Photocurrent measurements were carried out on an electrochemical workstation (Shanghai Chenhua Instrument Co. Ltd., Shanghai, China) in a standard three-electrode system with photocatalysts-coated FTO as the working electrode, Pt net as the counter electrode, Ag/AgCl as the reference electrode, and 0.5 M Na₂SO₄ solution (pH ≈ 7.0) as the electrolyte. A 300 W Xe lamp with a L42 light filter was used as visible light source, and the photo-responsive signals of photocatalysts was then recorded with alternating 20 s light on/off. Mott–Schottky plots of those photocatalysts were also performed on the same workstation in a standard three-electrode system at frequencies of 500, 1000, 1500 HZ. EIS curves were obtained using the same workstation and photocatalysts-coated FTO was used as the working electrode.

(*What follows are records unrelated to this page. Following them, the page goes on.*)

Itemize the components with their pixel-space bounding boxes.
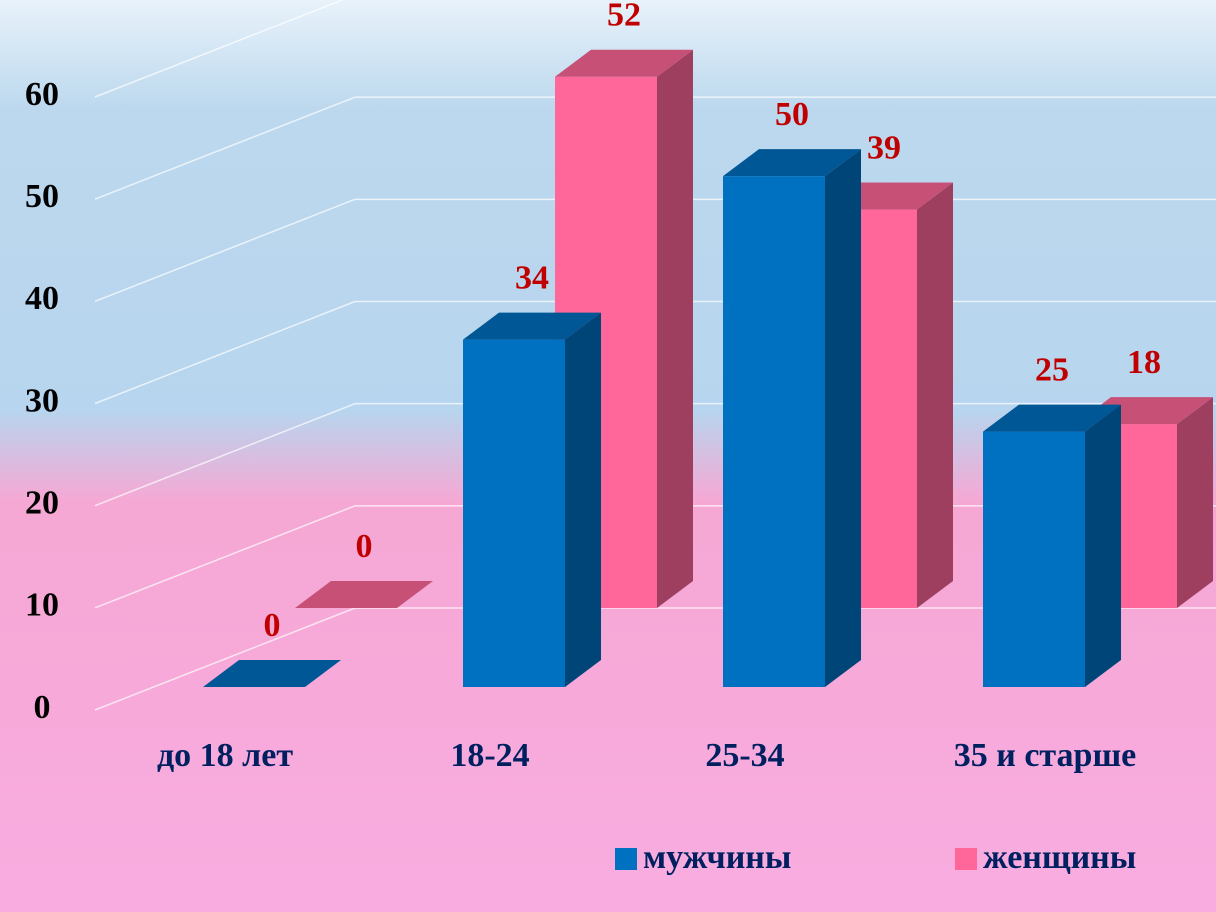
value-label: 0: [264, 607, 281, 644]
grid-line: [94, 198, 356, 303]
bar-top: [723, 149, 861, 177]
legend-label: женщины: [983, 839, 1136, 876]
bar-top: [295, 581, 433, 608]
legend-swatch: [955, 848, 977, 870]
bar-side: [825, 149, 861, 687]
grid-line: [94, 505, 356, 609]
bar-side: [657, 49, 693, 608]
x-tick-label: 35 и старше: [954, 737, 1137, 774]
value-label: 34: [515, 259, 549, 296]
bar-side: [565, 312, 601, 687]
grid-line: [94, 607, 356, 711]
grid-line: [94, 96, 356, 200]
legend-label: мужчины: [643, 839, 791, 876]
y-tick-label: 30: [25, 382, 59, 419]
x-tick-label: 18-24: [450, 737, 529, 774]
x-tick-label: до 18 лет: [157, 737, 293, 774]
grid-line: [94, 402, 356, 507]
bars: [203, 49, 1213, 687]
labels: 0 10 20 30 40 50 60 0 52 39 18 0 34 50 25 до 18 лет 18-2…: [25, 0, 1161, 876]
y-tick-label: 10: [25, 587, 59, 624]
value-label: 0: [356, 528, 373, 565]
bar-top: [983, 404, 1121, 432]
bar-top: [555, 49, 693, 77]
y-tick-label: 50: [25, 178, 59, 215]
x-tick-label: 25-34: [705, 737, 784, 774]
bar-side: [1085, 404, 1121, 687]
grid-line: [94, 300, 356, 405]
grid-line: [94, 0, 345, 98]
value-label: 50: [775, 96, 809, 133]
bar: [983, 431, 1085, 687]
value-label: 52: [607, 0, 641, 34]
bar-side: [1177, 397, 1213, 608]
bar-top: [463, 312, 601, 340]
bar: [463, 339, 565, 687]
y-tick-label: 0: [34, 689, 51, 726]
bar-top: [203, 660, 341, 687]
legend-swatch: [615, 848, 637, 870]
value-label: 39: [867, 129, 901, 166]
value-label: 18: [1127, 344, 1161, 381]
y-tick-label: 60: [25, 76, 59, 113]
y-tick-label: 20: [25, 484, 59, 521]
value-label: 25: [1035, 351, 1069, 388]
y-tick-label: 40: [25, 280, 59, 317]
bar-side: [917, 182, 953, 609]
bar: [723, 176, 825, 687]
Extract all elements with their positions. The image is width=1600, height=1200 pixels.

3.4. Photocatalytic Hydrogen Production Experiments

The photocatalytic hydrogen production experiments were evaluated using a batch-type reaction system (Beijing Perfectlight Technology, Beijing, China) at ambient temperature irradiated by a 300 W Xe lamp equipped with a UV cut-off filter (>420 nm). The temperature of condensed circulating water for cooling down the solvent vapor was set to 1 °C. In a typical procedure, 50 mg sample was dispersed into 102 mL mixed solution of acetonitrile, triethanolamine (TEOA), and de-ionized water with volume ratio of 9:1:0.2, and then the suspension was vacuumed for 10 min to remove air. Hydrogen gas was measured by an on-line gas chromatography (GC) (Techcomp-GC7900, argon as a carrier gas) using a thermal conductivity detector (TCD). The production of hydrogen was quantified by a calibration plot to the internal hydrogen standard. For the recycle experiment, the procedure is as follows: after the first experiment test, the system was vacuumed to remove the produced hydrogen and then the second run was restarted the next day. Same procedure was carried out for the third run. In this way, we can avoid the loss of photocatalyst during recovery.

4. Conclusions

In this work, we had synthesized an amino-functionalized Ti-MOF, named NH₂-ZSTU-2, for photocatalytic hydrogen production. The NH₂-ZSTU-2 was synthesized by a facile solvothermal method, composed of 2,4,6-tri(4-carboxyphenylphenyl)-aniline (NH₂-BTB) triangular linker and infinite Ti-oxo chains. The structure of NH₂-ZSTU-2 was fully studied by PXRD, SEM, nitrogen sorption isotherms, etc. The band structural information was also obtained by using solid-state diffuse reflectance absorption spectra and Mott-Schottky measurements, which conclude that NH₂-ZSTU-2 was favorable for photocatalytic hydrogen production. The generation of separated electron-hole pairs was also characterized by both transient photocurrent responses and electrochemical impedance spectroscopy (EIS) measurements, further showing the potential photocatalytic hydrogen production ability of NH₂-ZSTU-2. Benefitting from those structural features, NH₂-ZSTU-2 showed steady hydrogen production rate under visible light irradiation with average photocatalytic H₂ yields of 431.45 μmol·g⁻¹·h⁻¹ with triethanolamine and Pt as sacrificial agent and cocatalyst, respectively, which is almost 2.5 times higher than that of its counterpart ZSTU-2. The stability and proposed photocatalysis mechanism were also discussed. This work paves the way to design Ti-MOFs for photocatalysis.